I understand that there are reasons we want to engage someone, why we want to scream at them and cry at them and throw a tantrum. Or just send a bitchy text in response. A good one is if they haven’t been straight with you all along and you feel like they’re pulling the rug out from under a really good thing.
I also understand that sometimes we have a really hard time letting go – and that we want some closure (ohhh isn’t that a word we just looooove). I’m sorry – but it’s time to wake up to this harsh reality: there is no such thing as closure. At least not when you expect it from another person. That shit comes from inside – you can’t get it from someone else (trust me – I’ve tried).
Look.
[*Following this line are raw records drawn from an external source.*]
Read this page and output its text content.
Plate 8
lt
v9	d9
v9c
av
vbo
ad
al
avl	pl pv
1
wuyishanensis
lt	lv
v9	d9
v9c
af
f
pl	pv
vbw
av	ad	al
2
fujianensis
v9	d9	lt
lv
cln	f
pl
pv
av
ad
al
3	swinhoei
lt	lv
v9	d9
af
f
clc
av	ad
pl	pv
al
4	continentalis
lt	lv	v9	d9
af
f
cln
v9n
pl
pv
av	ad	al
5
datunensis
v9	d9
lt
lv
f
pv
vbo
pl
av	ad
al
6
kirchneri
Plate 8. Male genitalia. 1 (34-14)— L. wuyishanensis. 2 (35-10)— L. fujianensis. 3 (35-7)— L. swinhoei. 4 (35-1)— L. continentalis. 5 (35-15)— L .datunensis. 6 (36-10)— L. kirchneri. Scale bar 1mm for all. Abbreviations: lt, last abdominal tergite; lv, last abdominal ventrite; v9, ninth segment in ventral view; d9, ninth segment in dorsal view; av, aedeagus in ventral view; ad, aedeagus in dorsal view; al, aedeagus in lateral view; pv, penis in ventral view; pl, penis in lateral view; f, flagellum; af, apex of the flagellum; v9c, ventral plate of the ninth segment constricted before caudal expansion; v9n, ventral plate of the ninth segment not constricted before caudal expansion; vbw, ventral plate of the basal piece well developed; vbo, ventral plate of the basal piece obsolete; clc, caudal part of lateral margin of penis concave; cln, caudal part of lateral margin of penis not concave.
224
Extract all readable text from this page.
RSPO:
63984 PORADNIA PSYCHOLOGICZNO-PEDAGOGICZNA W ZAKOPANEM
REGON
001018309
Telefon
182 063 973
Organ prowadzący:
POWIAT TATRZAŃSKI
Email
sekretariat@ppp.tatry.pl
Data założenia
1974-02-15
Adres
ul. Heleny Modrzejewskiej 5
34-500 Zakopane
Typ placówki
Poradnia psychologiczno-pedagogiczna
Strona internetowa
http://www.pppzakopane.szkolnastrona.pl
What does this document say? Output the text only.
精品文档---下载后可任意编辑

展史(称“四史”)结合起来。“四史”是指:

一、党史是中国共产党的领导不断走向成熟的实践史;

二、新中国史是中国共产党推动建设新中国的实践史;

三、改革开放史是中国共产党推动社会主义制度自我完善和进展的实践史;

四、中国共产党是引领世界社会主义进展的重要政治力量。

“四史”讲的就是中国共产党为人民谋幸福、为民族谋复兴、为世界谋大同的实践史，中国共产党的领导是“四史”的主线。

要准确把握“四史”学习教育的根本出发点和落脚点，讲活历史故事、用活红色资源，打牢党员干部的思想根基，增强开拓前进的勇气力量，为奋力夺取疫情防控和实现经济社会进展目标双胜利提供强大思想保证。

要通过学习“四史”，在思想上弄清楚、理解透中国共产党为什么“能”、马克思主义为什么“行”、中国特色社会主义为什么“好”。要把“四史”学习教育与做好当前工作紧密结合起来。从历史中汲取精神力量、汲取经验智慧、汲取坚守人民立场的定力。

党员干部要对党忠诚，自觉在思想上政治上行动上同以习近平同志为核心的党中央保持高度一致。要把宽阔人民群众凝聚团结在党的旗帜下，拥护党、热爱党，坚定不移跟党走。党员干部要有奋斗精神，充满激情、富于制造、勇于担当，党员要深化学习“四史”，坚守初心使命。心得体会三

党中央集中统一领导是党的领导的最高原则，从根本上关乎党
YES it sucks when a person you care about has been feeding you bullshit and allowing you to think they’re into something they’re not. YES that means they’re an asshole. HOWEVER this should only be more evidence that they are someone YOU should be through with, too. Not evidence for trying to stop the end from happening. And no, telling them what an asshole they are isn’t going to help them not be an asshole. Really. Go ahead, if you need to, but it won’t change anything.
Plus – I’m getting a bit off-topic here. I’m not talking about dealing with the Blow Off from Douchebagery. I am (supposedly) talking about dealing with honesty from someone who’s probably not in the Douchebagery category.
The bottom line? It takes two to tango. If one person decides they’re done dancing? Aside from knocking them unconscious and dragging their limp body around the dance floor, you can’t continue on your own. And even if you do? They end up pretty heavy and people just start looking at you funny.
It’s not like I am telling you the end of things shouldn’t hurt. It probably will. But what I am saying is, if we want to date like “adults” – we should act like adults when the dating stops, too.
If the person ending it is being honest with you – this is how you repay them in kind.